RETARDED LANGUAGE DEVELOPMENT by Dr.JORDI MAS


Retarded oral language development has frequently been suggested as a significant contributor to dyslexia. Poor readers often have a very limited vocabulary and use an even smaller part of that vocabulary in everyday speech. Their grammatical constructions are linguistacally immature. Children with retarded oral language development can usually function adequately in normal speaking situations, but they are easily confused by uncommon usages of the language. The rhyming patterns of poetry present difficulties, for example: many times the children understand the meaning of poems, but they cannot easily replace a word with another rhyming word. Teir limited language abilities do not permit them to play with language or the sounds of language.Thus, these children may have trouble segmenting and rearranging language sounds when they attempt to speak in pig latin.
Conversely, general language disability, especially among older children, might be the result of inadequate reading abilities. The child who cannot read properly could be expected to acquire vocabulary, general information and mature grammatical constructions at a slow rate. The most widely held interpretation, however, says dyslexia isthe final, crippling manifestation of an overall language disability. Most of the evidence supports this conclusion.

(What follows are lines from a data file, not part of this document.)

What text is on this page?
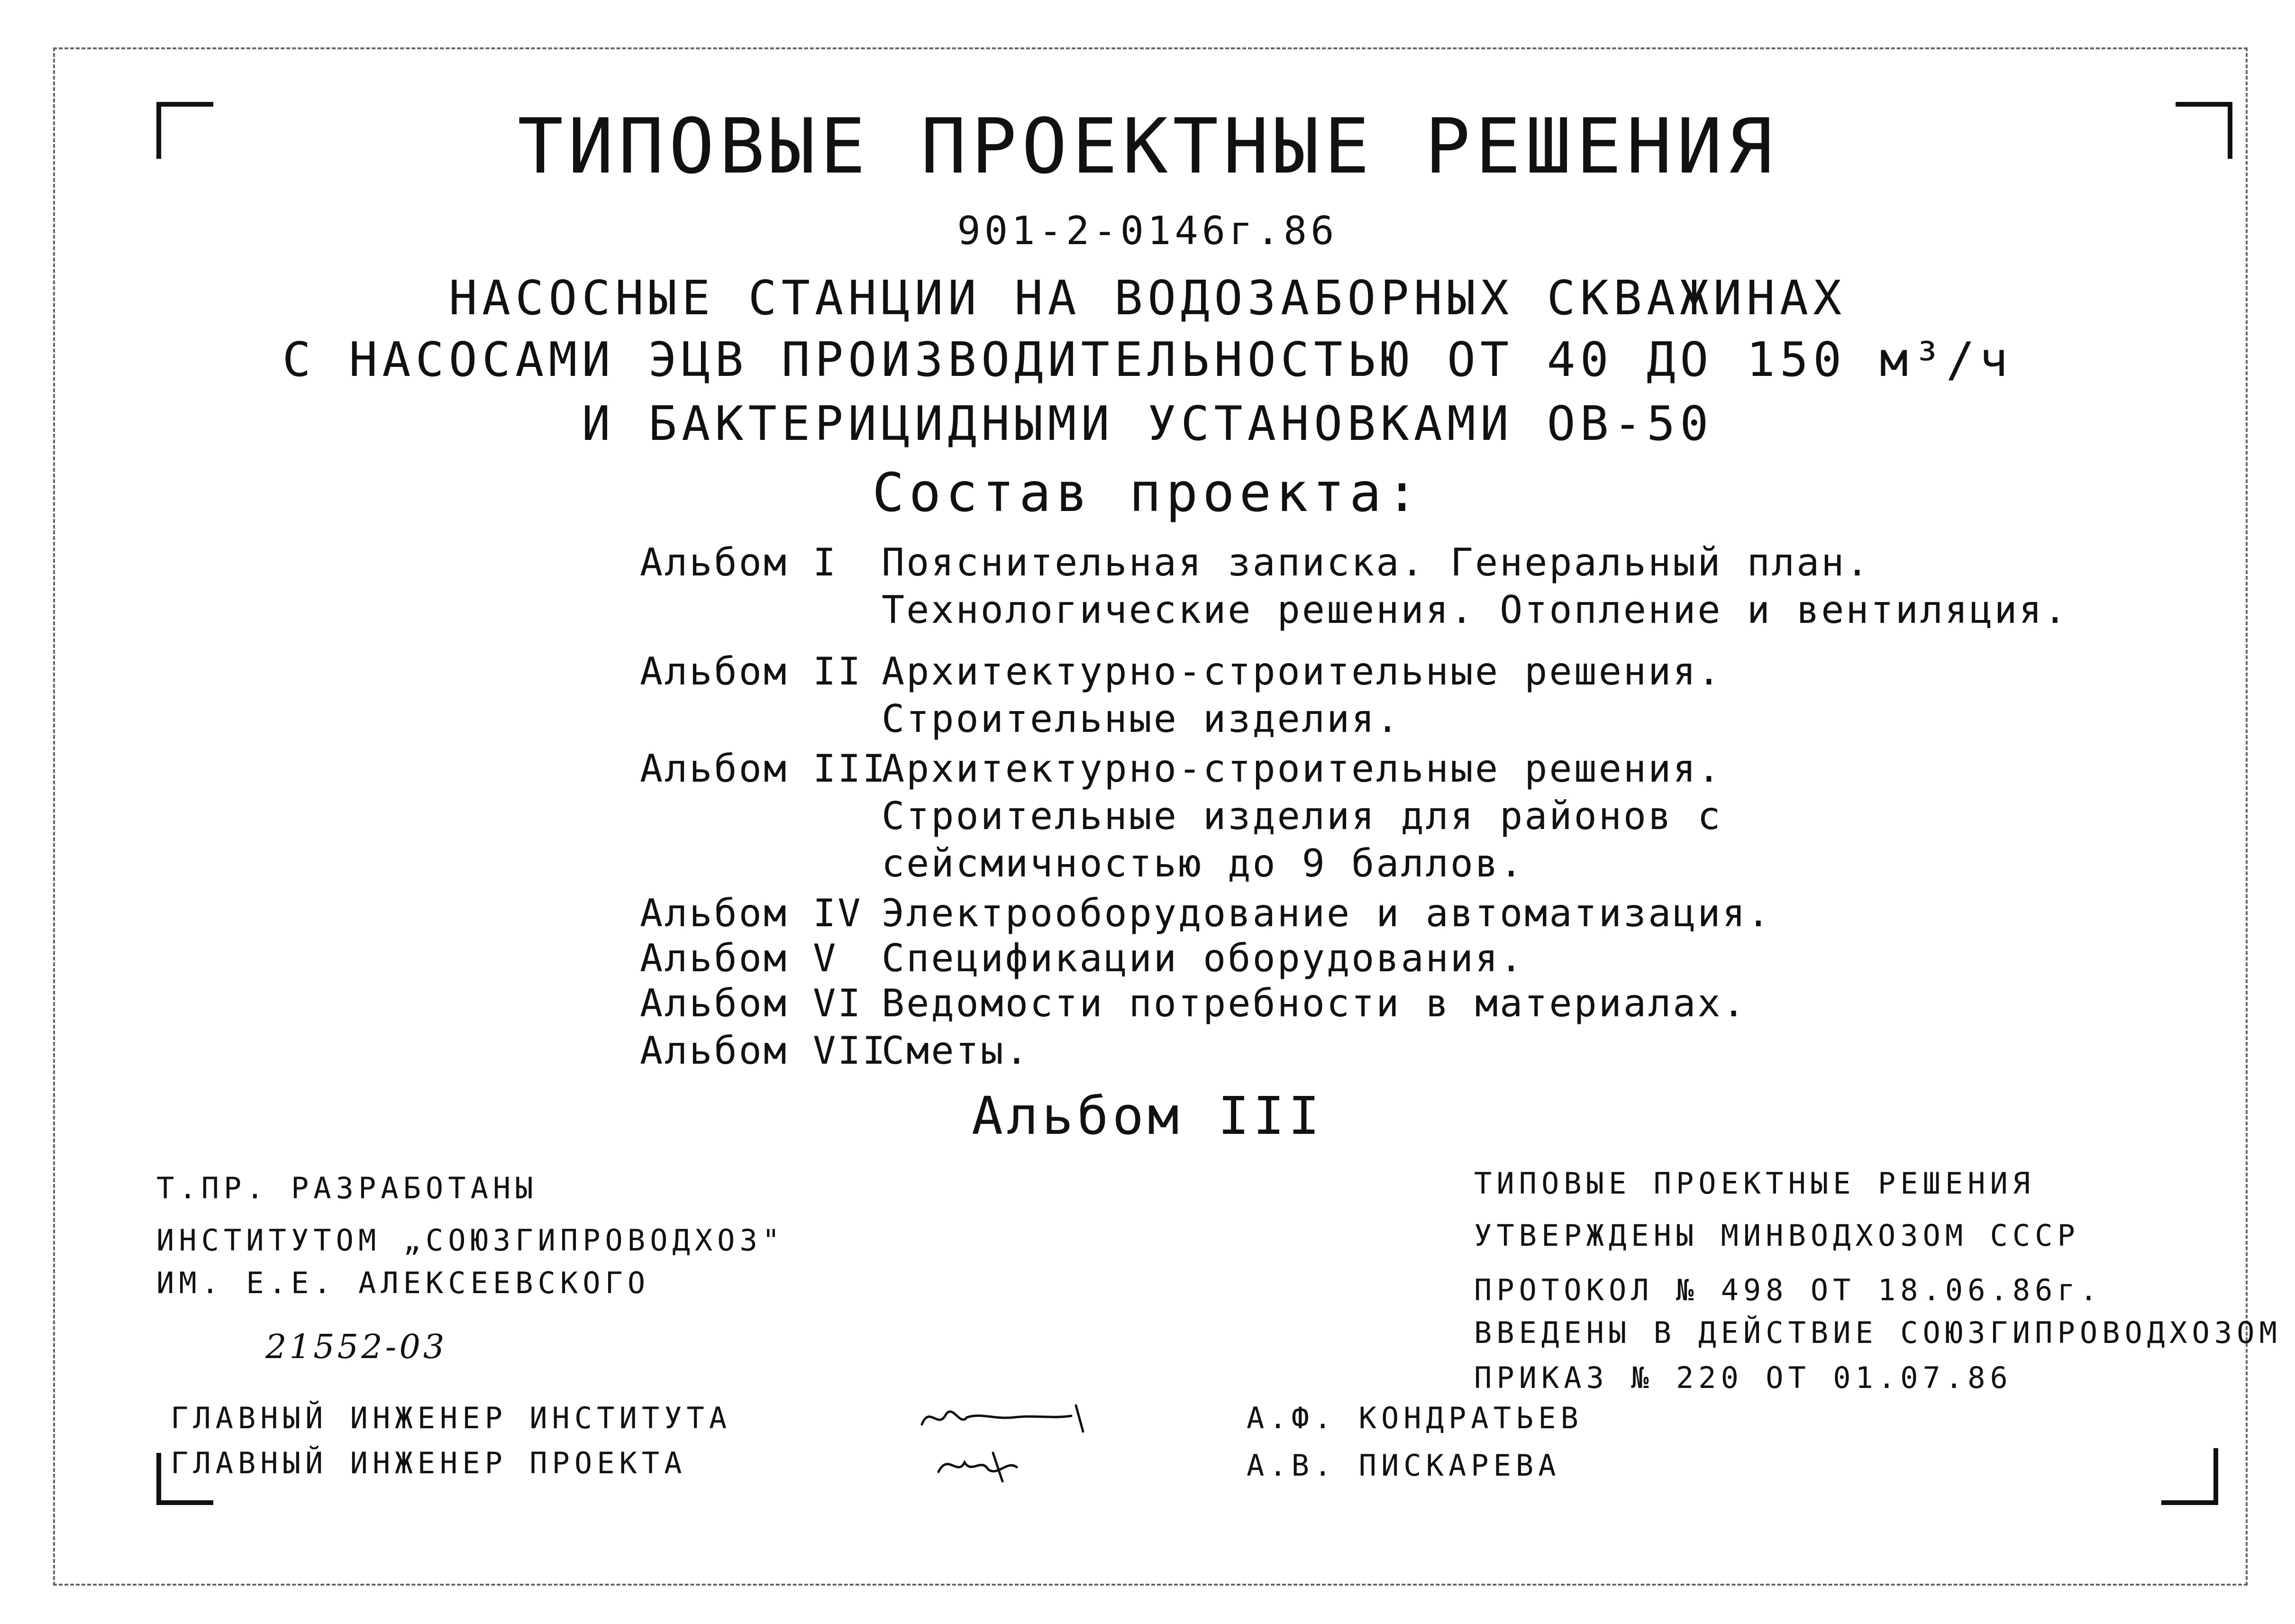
ТИПОВЫЕ ПРОЕКТНЫЕ РЕШЕНИЯ
901-2-0146г.86
НАСОСНЫЕ СТАНЦИИ НА ВОДОЗАБОРНЫХ СКВАЖИНАХ
С НАСОСАМИ ЭЦВ ПРОИЗВОДИТЕЛЬНОСТЬЮ ОТ 40 ДО 150 м³/ч
И БАКТЕРИЦИДНЫМИ УСТАНОВКАМИ ОВ-50
Состав проекта:
Альбом I	Пояснительная записка. Генеральный план.
Технологические решения. Отопление и вентиляция.
Альбом II Архитектурно-строительные решения.
Строительные изделия.
Альбом III
Архитектурно-строительные решения.
Строительные изделия для районов с
сейсмичностью до 9 баллов.
Альбом IV Электрооборудование и автоматизация.
Альбом V	Спецификации оборудования.
Альбом VI Ведомости потребности в материалах.
Альбом VII
Сметы.
Альбом III
Т.ПР. РАЗРАБОТАНЫ
ИНСТИТУТОМ „СОЮЗГИПРОВОДХОЗ"
ИМ. Е.Е. АЛЕКСЕЕВСКОГО
21552-03
ТИПОВЫЕ ПРОЕКТНЫЕ РЕШЕНИЯ
УТВЕРЖДЕНЫ МИНВОДХОЗОМ СССР
ПРОТОКОЛ № 498 ОТ 18.06.86г.
ВВЕДЕНЫ В ДЕЙСТВИЕ СОЮЗГИПРОВОДХОЗОМ
ПРИКАЗ № 220 ОТ 01.07.86
ГЛАВНЫЙ ИНЖЕНЕР ИНСТИТУТА
ГЛАВНЫЙ ИНЖЕНЕР ПРОЕКТА
А.Ф. КОНДРАТЬЕВ
А.В. ПИСКАРЕВА
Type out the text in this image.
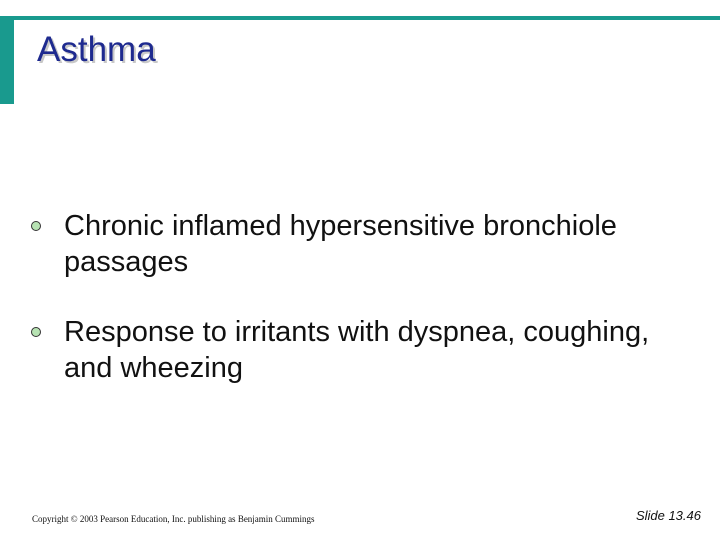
Asthma
Chronic inflamed hypersensitive bronchiole passages
Response to irritants with dyspnea, coughing, and wheezing
Copyright © 2003 Pearson Education, Inc. publishing as Benjamin Cummings	Slide 13.46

Additional support for a language-based origin of dyslexia comes from studies in wich verbal and nonverbal stimuli were presented to groups of normal and reading impaired children. In one study, good and poor readers were show several cards one at time. Printed on each card whas either a verbal syimulus (nonsense syllable) or a nonverbal stimulus (nonsense design or photographed face).

Four of the stimuli kept reappearing, but otherwise the stimuli were different. the children's task was to tell if they had already seen each stimulus as it was presented. The result: normal and impaired readers showed no significant difference in ability to recall photographed faces or nonsense desings. However, the normal readers were far better at recalling the recurrence of the nonsense syllables. It appears that the normal readers' language ability permitted them to process the verbal information more efficiently.